Table 3: SWOT analysis
Strengths Weaknesses
  • Responsibility for students remains with a small group of CIs, which allows for increased standardization of EL in the tertiary centres of Regina and Saskatoon.
  • Accountability for student learning under the CIs is with the College of Pharmacy and Nutrition, allowing for an educational focus.
  • The CI positions ensure a consistent point of contact for student activities within tertiary centres.
  • University-funded positions enable the SHA to maintain focus on patient care responsibilities.
  • Accountability of the positions is outside the SHA and may not be patient-care focused.
  • Model variability between rural and tertiary sites may limit provincial standardization.
  • High student-to-CI ratios may limit student satisfaction with professional development, learning, and integration in the care team.

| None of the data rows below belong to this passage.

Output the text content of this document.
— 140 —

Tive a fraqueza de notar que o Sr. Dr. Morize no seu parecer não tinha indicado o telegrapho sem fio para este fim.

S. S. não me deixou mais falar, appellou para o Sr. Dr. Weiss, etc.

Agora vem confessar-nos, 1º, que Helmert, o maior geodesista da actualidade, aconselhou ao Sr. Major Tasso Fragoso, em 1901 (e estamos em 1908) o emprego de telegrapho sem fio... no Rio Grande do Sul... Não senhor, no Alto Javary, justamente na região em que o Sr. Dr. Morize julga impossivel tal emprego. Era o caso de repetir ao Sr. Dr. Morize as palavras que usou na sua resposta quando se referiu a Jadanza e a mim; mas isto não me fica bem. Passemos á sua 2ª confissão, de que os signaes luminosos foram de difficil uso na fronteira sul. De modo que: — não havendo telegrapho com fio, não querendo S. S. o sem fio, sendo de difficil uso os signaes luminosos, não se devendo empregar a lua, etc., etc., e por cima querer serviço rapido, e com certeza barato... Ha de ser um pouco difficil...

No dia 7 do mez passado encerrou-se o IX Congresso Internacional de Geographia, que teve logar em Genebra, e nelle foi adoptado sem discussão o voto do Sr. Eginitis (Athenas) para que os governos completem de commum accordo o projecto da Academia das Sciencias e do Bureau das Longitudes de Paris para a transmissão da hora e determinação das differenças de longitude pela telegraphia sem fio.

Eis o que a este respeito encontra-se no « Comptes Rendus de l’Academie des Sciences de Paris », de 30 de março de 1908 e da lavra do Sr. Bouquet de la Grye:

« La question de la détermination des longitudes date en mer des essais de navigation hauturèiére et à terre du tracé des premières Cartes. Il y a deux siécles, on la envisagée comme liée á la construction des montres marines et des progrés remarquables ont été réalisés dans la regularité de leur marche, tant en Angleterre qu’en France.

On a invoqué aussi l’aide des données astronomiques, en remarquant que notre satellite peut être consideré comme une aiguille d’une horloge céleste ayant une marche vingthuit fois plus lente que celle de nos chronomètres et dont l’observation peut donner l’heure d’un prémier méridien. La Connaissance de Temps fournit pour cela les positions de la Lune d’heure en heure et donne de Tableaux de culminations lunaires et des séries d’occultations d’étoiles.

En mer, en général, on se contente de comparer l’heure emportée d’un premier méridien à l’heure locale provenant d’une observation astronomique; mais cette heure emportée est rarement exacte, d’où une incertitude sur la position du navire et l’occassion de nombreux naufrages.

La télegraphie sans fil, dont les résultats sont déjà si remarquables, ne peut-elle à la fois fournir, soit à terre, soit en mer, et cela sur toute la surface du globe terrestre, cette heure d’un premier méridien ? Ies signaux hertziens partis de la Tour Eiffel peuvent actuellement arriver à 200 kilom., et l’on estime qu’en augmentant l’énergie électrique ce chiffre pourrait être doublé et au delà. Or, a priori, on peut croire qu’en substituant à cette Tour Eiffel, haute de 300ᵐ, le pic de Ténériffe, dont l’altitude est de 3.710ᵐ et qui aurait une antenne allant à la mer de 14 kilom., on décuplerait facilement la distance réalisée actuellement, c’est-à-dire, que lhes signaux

  • CI models may promote task-based approaches to care as opposed to patient-centred care.
  • CI models may impede student understanding of the role of a hospital pharmacist.
Opportunities Threats
  • Expansion of CI positions in Saskatchewan to support additional learning sites.
  • Development of a new model of EL that can be incorporated in faculties of pharmacy or other health care professional schools for oversight of multiple students.
  • Decreased financial responsibility enables SHA pharmacy department to make other investments, such as in patient care human resources.
  • Inadequate outcome evaluation may negatively impact larger program outcomes such as feedback from employers and national board examinations.
  • Students’ decisions to pursue hospital employment may be impacted if they receive ineffective education from the CI model.
  • Patient care and public safety may be impacted if ineffectual practical experiences are delivered.
  • High student-to-CI ratios are labour intensive and increase demand on these positions, which may lead to high position turnover.


The authors would like to acknowledge the contributions of Barb Evans, Dr. Yvonne Shevchuk, Dr. Kishor Wasan, and Dr. Jane Alcorn for their insight into the content of this paper and the context of the implementation of the clinical instructor model in Saskatchewan.